Il lui proposa son sourire, un sourire qui signifiait «Tu veux vraiment savoir?», un sourire qu’elle ne refusa pas.
— Même si tu as du mal à l’admettre, Clo, Aurélia a fait beaucoup d’efforts pour m’accompagner. Accompagner ma vie, l’arranger, la ranger. Aurélia est organisée, Aurélia est attentionnée, honnête, droite, fiable, rassurante, présente, aimante…
Clotilde tenta de brûler ses rétines à la plus aveuglante des étoiles. Elle ne contrôla pas le son de sa voix qui vrilla comme une pointe de métal dérapant sur une plaque d’acier.
— Ça va, je vois, je te crois.
Elle se força à la poser, à la rendre plus grave, avant de continuer.
— Mais ça ne change rien à ma question, Natale. Tout ce que tu peux me dire sur Aurélia ne change rien, puisque je sais que tu ne l’aimes pas.
— Et alors, Clo? Et alors?
Go… Go and see, my love… [4] Dialogues extraits du film Le Grand Bleu réalisé par Luc Besson (© 1988, Gaumont).

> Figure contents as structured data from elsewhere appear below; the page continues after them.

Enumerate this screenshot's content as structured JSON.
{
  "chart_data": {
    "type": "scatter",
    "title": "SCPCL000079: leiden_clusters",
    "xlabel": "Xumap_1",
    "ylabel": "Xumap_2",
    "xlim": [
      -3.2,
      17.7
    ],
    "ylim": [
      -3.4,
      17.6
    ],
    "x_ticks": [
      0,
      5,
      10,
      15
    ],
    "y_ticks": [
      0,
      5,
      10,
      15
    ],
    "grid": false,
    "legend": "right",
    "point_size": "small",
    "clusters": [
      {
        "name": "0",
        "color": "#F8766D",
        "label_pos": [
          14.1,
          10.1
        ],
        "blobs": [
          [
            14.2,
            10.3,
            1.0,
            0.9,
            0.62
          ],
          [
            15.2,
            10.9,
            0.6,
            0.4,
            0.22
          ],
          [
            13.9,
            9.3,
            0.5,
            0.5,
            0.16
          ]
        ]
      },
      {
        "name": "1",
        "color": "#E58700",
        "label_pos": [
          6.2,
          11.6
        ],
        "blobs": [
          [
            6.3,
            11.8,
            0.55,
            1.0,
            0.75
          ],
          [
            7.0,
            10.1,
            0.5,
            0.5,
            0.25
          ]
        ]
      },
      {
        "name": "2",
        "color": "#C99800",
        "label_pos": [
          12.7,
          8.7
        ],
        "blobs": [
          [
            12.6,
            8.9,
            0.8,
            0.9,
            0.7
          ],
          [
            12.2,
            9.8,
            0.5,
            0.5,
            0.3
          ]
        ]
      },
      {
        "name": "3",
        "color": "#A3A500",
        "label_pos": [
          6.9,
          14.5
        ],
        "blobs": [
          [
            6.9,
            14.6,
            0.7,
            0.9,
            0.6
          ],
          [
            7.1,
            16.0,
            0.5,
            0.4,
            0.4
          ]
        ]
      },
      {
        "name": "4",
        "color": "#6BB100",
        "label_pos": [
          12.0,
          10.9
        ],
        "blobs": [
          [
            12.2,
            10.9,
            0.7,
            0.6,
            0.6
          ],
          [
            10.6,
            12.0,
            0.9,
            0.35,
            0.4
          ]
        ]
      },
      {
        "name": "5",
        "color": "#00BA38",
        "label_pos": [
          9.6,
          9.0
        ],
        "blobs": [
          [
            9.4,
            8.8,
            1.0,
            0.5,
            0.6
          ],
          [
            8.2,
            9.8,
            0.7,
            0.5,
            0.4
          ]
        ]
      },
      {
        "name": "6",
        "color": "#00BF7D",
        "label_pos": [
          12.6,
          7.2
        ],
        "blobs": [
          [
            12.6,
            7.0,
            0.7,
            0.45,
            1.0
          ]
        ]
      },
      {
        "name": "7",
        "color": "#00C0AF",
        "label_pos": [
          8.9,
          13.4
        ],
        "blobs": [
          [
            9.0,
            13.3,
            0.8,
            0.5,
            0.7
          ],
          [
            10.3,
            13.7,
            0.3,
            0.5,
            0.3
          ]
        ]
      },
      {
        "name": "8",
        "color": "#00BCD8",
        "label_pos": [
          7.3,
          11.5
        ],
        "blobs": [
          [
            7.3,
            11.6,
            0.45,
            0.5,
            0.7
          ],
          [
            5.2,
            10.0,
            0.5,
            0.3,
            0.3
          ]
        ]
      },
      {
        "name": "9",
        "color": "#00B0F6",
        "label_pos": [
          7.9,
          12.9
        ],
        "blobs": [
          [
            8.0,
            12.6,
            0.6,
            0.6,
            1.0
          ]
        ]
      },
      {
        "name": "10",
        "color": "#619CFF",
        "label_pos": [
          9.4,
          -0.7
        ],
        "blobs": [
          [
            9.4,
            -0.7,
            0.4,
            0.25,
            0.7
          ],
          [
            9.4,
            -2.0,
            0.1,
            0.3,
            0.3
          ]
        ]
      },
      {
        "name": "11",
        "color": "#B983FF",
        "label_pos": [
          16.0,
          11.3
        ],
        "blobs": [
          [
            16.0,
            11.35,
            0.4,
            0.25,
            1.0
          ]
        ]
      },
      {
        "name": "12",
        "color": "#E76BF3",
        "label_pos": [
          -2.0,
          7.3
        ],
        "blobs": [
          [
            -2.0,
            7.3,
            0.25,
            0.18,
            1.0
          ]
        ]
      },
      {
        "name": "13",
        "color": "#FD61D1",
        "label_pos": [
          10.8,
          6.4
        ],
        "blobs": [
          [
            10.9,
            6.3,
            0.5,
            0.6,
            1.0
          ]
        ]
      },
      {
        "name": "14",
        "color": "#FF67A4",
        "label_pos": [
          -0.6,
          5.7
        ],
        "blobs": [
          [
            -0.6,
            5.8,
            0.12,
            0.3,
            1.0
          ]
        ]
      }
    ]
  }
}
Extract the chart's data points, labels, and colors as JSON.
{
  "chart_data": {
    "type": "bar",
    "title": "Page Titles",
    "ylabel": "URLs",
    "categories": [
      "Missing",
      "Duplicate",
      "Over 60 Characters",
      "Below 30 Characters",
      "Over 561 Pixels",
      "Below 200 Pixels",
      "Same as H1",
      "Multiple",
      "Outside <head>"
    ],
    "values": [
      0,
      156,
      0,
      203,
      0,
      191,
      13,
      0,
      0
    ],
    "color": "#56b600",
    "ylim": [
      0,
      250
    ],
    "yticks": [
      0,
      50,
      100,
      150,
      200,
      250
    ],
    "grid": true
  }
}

Natale était parti. Clotilde s’était rhabillée depuis quelques minutes lorsque le signal d’un message sur son portable retentit.
Franck.
Tout va bien.
On revient dans quelques jours, comme prévu.
Je tiens à toi.
Les mots partagés avec Natale cognaient encore. En miroir à sa propre vie.
— Je sais que tu ne l’aimes pas.
— Et alors?
Mercredi 23 août 1989, dix-septième jour de vacances,
ciel d’aigue-marine
C’est le grand jour!
Depuis le temps que je vous en parle de ce 23 août, mon lecteur d’hier et de demain, nous y voilà.
La Sainte-Rose, le réveil des tendresses, le soir des promesses, la nuit des caresses.
Le jour J comme Jouir pour mon ballot de grand frère Nicolas, ça, je n’ai pas besoin de vous le rappeler. Le mercredi M comme Mensonges pour papa et maman, qui les échangeront pour leur anniversaire, jureront qu’ils s’aiment encore, que l’amour existe, mais oui bien sûr, que c’est lui qui amène les cadeaux au pied de la cheminée, l’amour, entre les draps froids et froissés, quand les amants sont endormis. L’amour, c’est le père Noël pour les grandes personnes.
M’en fous! Moi, j’y crois!
Petite, quand les copains me juraient dans la cour de récré que le père Noël n’existait pas, je refusais de les écouter.
Un jour, peut-être qu’un amant en me quittant me jurera que l’amour n’existe pas, et je me boucherai les oreilles.
Je jure que je crois au père Noël, aux habitants des étoiles, aux licornes, aux sirènes et aux dauphins qui parlent aux hommes.
Natale y croit aussi.
Je file vers lui.
J’ai rendez-vous au port de Stareso pour lui annoncer que Papé Cassanu, le grand chêne d’Arcanu, l’ours de la Balagne, le faucon du Capu di a Veta, le gardien de la Revellata, je l’ai amadoué, charmé, chouchouté, et que pour le projet de sanctuaire des dauphins plage de l’Oscelluccia, il me dira oui. Alors Natale, c’est pas seulement un bisou qu’il me doit, mais un bisou chaque jour, avec croisière sur l’ Aryon , baignade sans fin avec Idril et Orophin, et toute une série d’autres promesses pour quand je serai grande et que je ne croirai plus au père Noël mais encore à l’Amour.
Je suis en train de suivre le sentier qui longe la crête de la Revellata, puis redescend à pic vers le port de Stareso au nord-est, vers la Punta Rossa au nord-ouest, le phare de la Revellata droit devant moi. C’est la partie la plus haute et la plus étroite de la presqu’île, on y domine la mer de tous les côtés. Si je faisais pipi là, juste sous mes pieds, je serais incapable de deviner de quel côté de la mer ma petite pluie irait se jeter. A l’ouest, du haut de la falaise, en cascade, ou à l’est, vers la plage, en ruisseau?